We spoke with retired NYPD Detective Rob O’Donnell, who currently serves as the Media Director for Brothers Before Others. I asked him his thoughts on Gelin’s comments and the platform with which he chose to convey them.
“Using his professional position and platform to demean an Officer who was just awarded a city officer of the month award, still in hand I may add, for arresting a Interpol murder suspect is the epitome of abuse of authority,” O’Donnell said. “This was nothing more than a personal vendetta and attack under the guise of public office and should be denounced by every level of government. The professionalism of this officer highlights what our nation’s officers go through day in and day out with the onslaught of false narrative attacks perpetuated by unethical leaders such as Commissioner Mike Gelin.”
Speaking of ethics, we have been unable to track down the code of conduct for the Tamarac City Commissioners.
Speaking of professionalism, Gelin has a recommendation on his LinkedIn profile.
Bonni Smith writes:
“Congratulations Mike on your new position. You are someone who is always there and active in the community. Most important bringing focus, generosity and really caring about the people you interact with. You bring a level of professionalism to any encounter that exceeds expectations.”
Hey Bonni…you may want to rethink that endorsement.
For the record, Gelin is relatively active on Twitter. He seems to endorse mandatory buybacks of semi-automatic rifles as laid out by Beto O’Rourke as well as the ability for convicted felons to vote.
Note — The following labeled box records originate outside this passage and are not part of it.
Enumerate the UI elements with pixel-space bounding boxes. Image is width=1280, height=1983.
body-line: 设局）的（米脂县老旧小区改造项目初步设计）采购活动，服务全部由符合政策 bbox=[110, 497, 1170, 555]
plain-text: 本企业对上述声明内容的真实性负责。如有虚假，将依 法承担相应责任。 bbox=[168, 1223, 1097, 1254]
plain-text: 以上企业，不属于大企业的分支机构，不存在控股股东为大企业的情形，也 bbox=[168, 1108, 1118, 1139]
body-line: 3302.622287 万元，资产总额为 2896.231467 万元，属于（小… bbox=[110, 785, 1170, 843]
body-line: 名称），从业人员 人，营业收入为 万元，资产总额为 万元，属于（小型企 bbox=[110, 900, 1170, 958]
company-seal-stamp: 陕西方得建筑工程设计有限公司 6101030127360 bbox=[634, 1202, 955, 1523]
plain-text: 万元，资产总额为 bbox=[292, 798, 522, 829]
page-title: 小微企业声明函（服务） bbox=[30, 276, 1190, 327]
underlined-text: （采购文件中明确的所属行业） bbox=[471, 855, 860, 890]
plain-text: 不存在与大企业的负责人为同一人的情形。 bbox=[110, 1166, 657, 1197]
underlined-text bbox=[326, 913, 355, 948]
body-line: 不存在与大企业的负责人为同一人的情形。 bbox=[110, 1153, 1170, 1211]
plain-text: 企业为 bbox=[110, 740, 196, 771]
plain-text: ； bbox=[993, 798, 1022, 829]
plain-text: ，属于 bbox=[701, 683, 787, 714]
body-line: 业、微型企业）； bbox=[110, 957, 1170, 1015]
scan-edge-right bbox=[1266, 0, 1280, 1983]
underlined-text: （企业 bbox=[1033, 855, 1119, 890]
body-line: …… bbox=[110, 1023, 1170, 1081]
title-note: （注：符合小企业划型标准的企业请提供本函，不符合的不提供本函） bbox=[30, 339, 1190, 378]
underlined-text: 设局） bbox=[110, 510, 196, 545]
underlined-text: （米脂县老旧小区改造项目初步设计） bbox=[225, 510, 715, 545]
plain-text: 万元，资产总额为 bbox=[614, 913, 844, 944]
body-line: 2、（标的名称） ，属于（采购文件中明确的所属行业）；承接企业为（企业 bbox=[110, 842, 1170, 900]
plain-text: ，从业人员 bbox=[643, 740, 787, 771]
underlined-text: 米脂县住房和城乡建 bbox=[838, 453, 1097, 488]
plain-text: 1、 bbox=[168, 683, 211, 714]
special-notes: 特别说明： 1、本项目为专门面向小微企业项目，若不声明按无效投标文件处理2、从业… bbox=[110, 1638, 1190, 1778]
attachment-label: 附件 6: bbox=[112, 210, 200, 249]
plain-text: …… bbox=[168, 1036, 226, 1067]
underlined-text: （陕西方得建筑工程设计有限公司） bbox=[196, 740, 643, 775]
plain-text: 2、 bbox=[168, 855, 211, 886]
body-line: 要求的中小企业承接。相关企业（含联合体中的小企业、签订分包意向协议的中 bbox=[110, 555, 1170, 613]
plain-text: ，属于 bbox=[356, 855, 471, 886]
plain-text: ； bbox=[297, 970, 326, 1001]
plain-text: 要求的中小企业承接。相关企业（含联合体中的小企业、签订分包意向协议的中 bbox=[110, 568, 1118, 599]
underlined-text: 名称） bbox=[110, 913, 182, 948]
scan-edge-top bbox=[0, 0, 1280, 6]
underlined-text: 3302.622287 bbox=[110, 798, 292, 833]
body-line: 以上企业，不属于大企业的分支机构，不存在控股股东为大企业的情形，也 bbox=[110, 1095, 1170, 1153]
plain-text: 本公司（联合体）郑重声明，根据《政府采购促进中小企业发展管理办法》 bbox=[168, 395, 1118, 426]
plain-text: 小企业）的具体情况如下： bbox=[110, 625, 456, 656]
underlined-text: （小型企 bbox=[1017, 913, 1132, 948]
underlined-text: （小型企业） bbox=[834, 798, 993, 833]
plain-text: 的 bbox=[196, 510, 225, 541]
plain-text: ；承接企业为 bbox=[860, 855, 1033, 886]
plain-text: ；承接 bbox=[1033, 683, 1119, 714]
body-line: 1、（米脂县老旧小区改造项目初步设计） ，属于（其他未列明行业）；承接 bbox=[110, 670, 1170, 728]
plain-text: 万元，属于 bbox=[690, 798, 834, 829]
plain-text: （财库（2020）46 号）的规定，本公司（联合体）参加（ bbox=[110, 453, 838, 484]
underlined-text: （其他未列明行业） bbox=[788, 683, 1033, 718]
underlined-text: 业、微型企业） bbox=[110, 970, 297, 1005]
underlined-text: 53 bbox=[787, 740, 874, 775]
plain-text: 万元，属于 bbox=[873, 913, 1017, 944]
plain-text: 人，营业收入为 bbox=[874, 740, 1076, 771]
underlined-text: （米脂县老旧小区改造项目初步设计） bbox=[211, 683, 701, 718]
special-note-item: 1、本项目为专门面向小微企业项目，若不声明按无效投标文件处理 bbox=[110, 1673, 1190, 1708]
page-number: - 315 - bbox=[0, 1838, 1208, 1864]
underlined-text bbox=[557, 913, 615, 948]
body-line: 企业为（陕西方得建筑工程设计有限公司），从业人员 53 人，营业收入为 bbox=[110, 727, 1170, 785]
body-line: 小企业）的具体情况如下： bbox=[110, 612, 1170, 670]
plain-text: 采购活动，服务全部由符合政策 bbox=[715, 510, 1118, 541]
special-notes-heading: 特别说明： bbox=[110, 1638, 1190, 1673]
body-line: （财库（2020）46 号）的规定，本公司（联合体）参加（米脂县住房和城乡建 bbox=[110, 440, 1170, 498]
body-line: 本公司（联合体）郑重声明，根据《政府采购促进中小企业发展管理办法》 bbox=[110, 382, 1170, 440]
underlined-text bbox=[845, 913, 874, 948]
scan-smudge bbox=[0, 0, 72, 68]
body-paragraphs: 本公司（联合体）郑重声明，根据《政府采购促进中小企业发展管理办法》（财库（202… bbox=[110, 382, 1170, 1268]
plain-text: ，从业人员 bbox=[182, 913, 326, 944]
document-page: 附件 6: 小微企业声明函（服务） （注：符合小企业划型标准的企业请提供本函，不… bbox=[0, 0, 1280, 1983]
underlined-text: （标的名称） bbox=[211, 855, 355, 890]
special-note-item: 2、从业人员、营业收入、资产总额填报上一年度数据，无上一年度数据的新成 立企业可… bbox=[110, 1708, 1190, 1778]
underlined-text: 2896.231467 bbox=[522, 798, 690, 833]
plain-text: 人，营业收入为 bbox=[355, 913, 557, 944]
He also seems to agree with the false narrative that Kavanaugh has ruined the credibility of the Supreme Court, Barr has ruined the credibility of the Attorney General and Trump has destroyed the credibility of the office of President of the United States.
Mike, Mike, Mike. Do you really want to pull at that thread? Credibility of office? After the childish stunt you pulled yesterday, you really do not have a leg to stand on when it comes to brining credibility to the office you hold.
I am issuing a challenge to Mayor Gomez and the other members of the Tamarac City Commission. Publicly admonish Commissioner Gelin. Put him on notice that his antics will not be tolerated.
I am issuing an even bigger challenge to the voting members of Tamarac Precinct 2. When Gelin is up for re-election, send him a message. Let him know that disrespect and attempts to publicly humiliate a member of your own law enforcement community is completely and utterly unacceptable.